An often underemphasised but critical aspect of this discussion is cost. Both onabotulinumtoxinA and CGRP-targeting therapies are associated with high direct costs, and combining them substantially increases the economic burden of treatment.⁶ These costs may be borne by patients themselves, private insurance systems or public healthcare providers, depending on the healthcare setting. Regardless of the payer, economic sustainability is a legitimate component of clinical decision-making and should be explicitly addressed.

In practical terms, clinicians considering this combination should engage in shared decision-making with patients. This process should include a transparent discussion of the current level of evidence, the uncertainty regarding added efficacy compared with monotherapy, and the potential financial implications. Patients who express a clear interest in trying the combination and who can realistically sustain the associated costs may be appropriate candidates, particularly when migraine-related disability remains high despite optimised monotherapy. Close monitoring is advisable.
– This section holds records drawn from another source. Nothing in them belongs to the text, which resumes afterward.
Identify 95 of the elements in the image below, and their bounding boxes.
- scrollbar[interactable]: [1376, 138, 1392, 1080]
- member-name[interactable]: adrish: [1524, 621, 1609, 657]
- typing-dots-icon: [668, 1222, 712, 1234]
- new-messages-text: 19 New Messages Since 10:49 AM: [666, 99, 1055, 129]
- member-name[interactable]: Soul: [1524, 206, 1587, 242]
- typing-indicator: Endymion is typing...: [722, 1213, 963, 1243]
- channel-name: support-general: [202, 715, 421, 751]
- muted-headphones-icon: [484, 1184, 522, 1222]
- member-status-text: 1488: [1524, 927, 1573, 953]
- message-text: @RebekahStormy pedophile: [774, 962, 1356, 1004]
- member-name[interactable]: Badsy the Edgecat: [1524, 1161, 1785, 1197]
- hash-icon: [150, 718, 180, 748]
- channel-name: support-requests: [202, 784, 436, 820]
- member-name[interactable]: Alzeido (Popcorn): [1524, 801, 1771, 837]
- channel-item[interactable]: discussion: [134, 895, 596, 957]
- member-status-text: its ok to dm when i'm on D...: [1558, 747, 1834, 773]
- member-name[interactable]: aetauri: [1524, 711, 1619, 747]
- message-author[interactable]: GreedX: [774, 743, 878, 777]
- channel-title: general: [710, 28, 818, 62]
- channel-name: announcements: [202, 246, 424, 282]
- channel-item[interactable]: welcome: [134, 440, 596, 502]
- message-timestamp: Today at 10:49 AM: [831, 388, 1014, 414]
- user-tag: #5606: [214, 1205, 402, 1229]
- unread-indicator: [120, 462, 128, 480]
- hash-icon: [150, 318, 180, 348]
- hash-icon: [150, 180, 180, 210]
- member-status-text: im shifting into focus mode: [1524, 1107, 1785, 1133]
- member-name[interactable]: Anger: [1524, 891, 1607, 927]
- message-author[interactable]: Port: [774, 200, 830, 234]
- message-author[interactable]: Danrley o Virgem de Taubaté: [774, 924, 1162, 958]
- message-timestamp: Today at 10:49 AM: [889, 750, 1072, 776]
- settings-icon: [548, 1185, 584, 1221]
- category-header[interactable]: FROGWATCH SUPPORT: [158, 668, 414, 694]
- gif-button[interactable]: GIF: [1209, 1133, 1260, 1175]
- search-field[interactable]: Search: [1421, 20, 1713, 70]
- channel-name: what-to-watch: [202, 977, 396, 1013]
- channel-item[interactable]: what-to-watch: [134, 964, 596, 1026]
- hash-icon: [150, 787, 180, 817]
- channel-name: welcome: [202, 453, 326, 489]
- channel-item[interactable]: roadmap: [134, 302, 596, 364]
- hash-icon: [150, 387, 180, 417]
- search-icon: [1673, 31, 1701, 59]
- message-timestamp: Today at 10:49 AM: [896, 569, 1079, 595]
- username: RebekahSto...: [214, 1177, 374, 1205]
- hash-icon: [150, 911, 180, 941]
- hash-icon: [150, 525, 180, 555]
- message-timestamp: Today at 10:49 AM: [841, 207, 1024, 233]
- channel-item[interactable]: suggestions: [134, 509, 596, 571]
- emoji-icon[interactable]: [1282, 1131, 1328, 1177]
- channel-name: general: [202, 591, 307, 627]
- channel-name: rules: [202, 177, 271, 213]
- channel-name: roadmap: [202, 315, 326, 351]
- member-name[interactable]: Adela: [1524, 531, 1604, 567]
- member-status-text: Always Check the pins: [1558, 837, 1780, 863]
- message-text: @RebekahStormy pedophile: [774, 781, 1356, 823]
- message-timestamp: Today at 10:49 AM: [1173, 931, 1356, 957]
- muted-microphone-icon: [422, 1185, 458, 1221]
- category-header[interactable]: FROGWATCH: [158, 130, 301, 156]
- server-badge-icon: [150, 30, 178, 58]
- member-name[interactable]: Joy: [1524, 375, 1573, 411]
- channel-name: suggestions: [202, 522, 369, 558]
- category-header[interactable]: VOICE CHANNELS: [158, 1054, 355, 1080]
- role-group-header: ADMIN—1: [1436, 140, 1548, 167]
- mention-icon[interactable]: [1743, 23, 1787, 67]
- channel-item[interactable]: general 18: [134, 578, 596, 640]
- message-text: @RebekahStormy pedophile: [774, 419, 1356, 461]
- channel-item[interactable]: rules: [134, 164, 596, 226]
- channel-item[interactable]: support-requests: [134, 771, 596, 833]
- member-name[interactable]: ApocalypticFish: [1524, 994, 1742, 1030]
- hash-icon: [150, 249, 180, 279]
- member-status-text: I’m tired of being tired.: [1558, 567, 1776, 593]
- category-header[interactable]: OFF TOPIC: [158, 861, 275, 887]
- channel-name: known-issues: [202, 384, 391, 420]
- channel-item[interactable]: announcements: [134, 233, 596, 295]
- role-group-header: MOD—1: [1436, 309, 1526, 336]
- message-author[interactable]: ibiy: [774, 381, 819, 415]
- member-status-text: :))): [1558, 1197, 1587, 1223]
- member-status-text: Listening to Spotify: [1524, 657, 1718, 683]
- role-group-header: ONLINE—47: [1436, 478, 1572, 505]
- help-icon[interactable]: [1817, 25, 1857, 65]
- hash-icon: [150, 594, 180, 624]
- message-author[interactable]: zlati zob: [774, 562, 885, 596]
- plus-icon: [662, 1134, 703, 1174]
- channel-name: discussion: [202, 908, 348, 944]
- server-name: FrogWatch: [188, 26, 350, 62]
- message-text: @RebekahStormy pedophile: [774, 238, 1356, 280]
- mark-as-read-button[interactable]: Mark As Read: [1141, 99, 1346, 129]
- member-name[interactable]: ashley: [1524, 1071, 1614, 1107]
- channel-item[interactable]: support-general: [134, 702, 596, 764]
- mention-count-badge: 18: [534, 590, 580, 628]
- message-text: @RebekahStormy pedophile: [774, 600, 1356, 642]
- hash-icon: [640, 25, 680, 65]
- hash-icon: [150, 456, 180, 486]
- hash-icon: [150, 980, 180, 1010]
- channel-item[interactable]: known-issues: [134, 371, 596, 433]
Given the lack of controlled data, clinicians should define clear treatment goals and timeframes for reassessment, discontinuing one component if meaningful additional benefit is not observed. This pragmatic approach may help balance potential clinical gains against economic and therapeutic burden. Future well-designed clinical studies are needed to clarify which patients are most likely to benefit and to establish the true added value of this combination in routine clinical practice. Until then, its use should remain individualised, evidence-aware and grounded in shared decision-making.

 

References

 

1. Zobdeh F, Ben Kraiem A, Attwood MM et al. Pharmacological treatment of migraine: Drug classes, mechanisms of action, clinical trials and new treatments. Br J Pharmacol. 2021;178(23):4588-4607.
2. Pellesi L, Garcia-Azorin D, Rubio-Beltrán E et al. Combining treatments for migraine prophylaxis: the state-of-the-art. J Headache Pain. 2024;25(1):214.
3. Pellesi L, Do TP, Ashina H et al. Dual therapy with anti-CGRP monoclonal antibodies and botulinum toxin for migraine prevention: is there a rationale? 2020;60(6):1056-1065.
4. Pellesi L. Combining onabotulinumtoxin A with a CGRP antagonist for chronic migraine prophylaxis: where do we stand? Front Pain Res (Lausanne). 2023;4:1292994.
5. National Institutes of Health. The Nordic chronic migraine trial of CGRP monoclonal antibody and Onabotulinumtoxin A dual therapy compared to CGRP mAbs monotherapy (NorMig).
6. Schwedt TJ, Lee J, Knievel K et al. Real-world persistence and costs among patients with chronic migraine treated with onabotulinumtoxinA or calcitonin gene-related peptide monoclonal antibodies. J Manag Care Spec Pharm. 2023;29(10):1119-1128.